JetBlue and American didn’t respond to requests for comment. The Justice Department, which normally plays a key role in determining the harm to competition in these kinds of deals, declined to comment on whether it was involved in the DOT review or had any concerns about the alliance.
Diana Moss, president of the antitrust advocacy group American Antitrust Institute, said she was “very skeptical” the American-JetBlue partnership will benefit consumers.
“Low-cost carriers, who have been dwindling away as a result of consolidation, are really the key to protecting and promoting competition and consumers,” said Moss, who has researched how airline mergers and alliances raise prices. “The biggest worry about this alliance is that it makes it harder for low-cost carriers to get a foothold in the market.”
But industry analysts were less persuaded that the partnership would have a significant impact on air travel options with the exception of Reagan National.
Airline industry analyst Robert Mann characterized the comments against the deal as a case of “sour grapes.” Airlines like Spirit and Frontier would like to expand their low-fare service but have had difficulty, particularly at LaGuardia, he said.
Still, Mann said low-fare airlines could always “horse trade” for highly sought slots at LaGuardia or try to pick up divested slots at auction.
DOT did not specify that the divested slots should go to low-fare carriers, travel industry analyst Henry Harteveldt said, which is unusual.
“The Obama administration clearly had a stronger view on preserving low fare competition at an airport where you had a limited number of highly prized assets,” Harteveldt said. “I was both surprised that the DOT didn't want these slots designated for a low-cost or low-fare airline, but not surprised because Elaine Chao has been very hands-off.”

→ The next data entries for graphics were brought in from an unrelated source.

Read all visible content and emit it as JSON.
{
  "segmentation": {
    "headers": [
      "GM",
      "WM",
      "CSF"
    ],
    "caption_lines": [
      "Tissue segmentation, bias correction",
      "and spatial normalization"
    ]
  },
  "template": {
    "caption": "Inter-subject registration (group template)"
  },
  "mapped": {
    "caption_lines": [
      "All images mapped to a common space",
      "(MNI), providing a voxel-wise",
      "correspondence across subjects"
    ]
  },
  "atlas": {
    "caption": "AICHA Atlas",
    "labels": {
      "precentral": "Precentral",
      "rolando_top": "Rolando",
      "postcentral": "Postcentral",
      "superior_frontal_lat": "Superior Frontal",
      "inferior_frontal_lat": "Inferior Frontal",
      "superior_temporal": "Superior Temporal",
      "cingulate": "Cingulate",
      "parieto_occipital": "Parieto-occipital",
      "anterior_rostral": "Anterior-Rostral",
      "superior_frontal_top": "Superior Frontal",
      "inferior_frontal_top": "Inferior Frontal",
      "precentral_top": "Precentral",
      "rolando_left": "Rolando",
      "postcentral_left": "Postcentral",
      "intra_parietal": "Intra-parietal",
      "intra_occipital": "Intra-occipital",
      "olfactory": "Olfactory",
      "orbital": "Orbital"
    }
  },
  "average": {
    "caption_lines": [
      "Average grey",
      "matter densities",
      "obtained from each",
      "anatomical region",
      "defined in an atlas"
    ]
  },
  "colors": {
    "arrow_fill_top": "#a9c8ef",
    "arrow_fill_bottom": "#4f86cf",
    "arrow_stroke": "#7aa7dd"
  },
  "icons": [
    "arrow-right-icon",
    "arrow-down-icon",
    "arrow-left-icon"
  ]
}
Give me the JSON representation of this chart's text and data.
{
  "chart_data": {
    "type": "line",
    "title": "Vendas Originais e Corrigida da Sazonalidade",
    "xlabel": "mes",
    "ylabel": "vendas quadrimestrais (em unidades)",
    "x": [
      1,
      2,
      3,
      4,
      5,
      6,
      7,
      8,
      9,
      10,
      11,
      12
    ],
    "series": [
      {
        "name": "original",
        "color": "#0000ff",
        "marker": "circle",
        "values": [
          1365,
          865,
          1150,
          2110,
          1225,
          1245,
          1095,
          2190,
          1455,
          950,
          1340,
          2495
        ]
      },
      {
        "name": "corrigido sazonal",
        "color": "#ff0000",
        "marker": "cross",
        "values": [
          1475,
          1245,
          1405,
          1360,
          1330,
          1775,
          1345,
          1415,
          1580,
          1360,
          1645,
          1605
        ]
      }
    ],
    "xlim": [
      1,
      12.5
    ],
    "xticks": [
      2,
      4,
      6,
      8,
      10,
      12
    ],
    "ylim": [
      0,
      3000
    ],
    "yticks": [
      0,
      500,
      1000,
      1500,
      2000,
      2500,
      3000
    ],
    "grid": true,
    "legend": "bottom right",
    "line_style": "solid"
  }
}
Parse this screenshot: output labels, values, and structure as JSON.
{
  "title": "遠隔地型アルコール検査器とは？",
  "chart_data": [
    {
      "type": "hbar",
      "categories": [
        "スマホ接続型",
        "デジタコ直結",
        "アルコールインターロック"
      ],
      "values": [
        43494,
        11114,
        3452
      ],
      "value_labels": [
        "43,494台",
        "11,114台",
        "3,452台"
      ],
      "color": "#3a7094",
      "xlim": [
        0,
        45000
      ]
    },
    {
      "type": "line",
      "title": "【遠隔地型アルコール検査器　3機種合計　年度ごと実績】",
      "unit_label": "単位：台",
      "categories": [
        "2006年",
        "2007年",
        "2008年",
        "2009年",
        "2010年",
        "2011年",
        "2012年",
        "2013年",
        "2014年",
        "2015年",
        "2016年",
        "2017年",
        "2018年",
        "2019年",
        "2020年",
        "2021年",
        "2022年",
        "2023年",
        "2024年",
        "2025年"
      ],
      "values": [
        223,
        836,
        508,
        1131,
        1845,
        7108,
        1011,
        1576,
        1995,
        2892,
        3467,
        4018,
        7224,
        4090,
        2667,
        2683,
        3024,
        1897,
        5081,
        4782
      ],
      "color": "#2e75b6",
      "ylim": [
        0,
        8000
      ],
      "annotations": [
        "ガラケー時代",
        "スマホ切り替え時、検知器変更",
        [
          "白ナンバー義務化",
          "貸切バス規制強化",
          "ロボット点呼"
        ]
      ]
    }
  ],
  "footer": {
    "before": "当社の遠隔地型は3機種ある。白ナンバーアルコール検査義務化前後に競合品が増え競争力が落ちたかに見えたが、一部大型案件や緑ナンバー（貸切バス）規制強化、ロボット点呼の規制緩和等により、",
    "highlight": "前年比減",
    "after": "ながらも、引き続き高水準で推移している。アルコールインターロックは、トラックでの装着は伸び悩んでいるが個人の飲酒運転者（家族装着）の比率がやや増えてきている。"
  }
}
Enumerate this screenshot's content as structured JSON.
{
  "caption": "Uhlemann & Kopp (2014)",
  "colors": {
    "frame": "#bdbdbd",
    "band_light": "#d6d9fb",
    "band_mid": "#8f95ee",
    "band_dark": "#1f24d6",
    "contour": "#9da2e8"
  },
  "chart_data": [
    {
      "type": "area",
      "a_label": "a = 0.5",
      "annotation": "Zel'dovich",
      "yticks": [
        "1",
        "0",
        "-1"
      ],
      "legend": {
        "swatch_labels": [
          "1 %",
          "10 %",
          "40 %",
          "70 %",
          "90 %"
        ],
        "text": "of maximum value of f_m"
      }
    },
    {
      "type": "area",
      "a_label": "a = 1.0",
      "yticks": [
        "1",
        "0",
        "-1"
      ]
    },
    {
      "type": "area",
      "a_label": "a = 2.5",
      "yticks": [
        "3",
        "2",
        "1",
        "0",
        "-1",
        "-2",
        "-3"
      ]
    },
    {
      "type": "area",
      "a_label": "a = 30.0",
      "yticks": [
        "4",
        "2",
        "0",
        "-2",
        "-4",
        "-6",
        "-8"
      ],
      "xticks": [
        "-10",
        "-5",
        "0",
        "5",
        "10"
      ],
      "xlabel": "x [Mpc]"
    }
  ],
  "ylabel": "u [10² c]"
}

He said that without DOT specifying any role for low-fare service, a major carrier could easily pick up the “very precious, very valuable” slots that American and JetBlue are giving up if DOT decides to open bidding. Delta indicated during an earnings call this week that it would be interested in the vacated slots.
Chris Brown of the National Air Carriers Association, which represents the low-cost carriers Spirit, Allegiant, Frontier and Sun Country, said the department may have felt the need to act quickly because of the pandemic, but ultimately the decision is short-sighted.
“This is a case where they are robbing Peter to pay Paul,” said Brown, vice president of government affairs and ultra-low cost carrier policy. “We think the negative consequences outweigh the benefits by far.”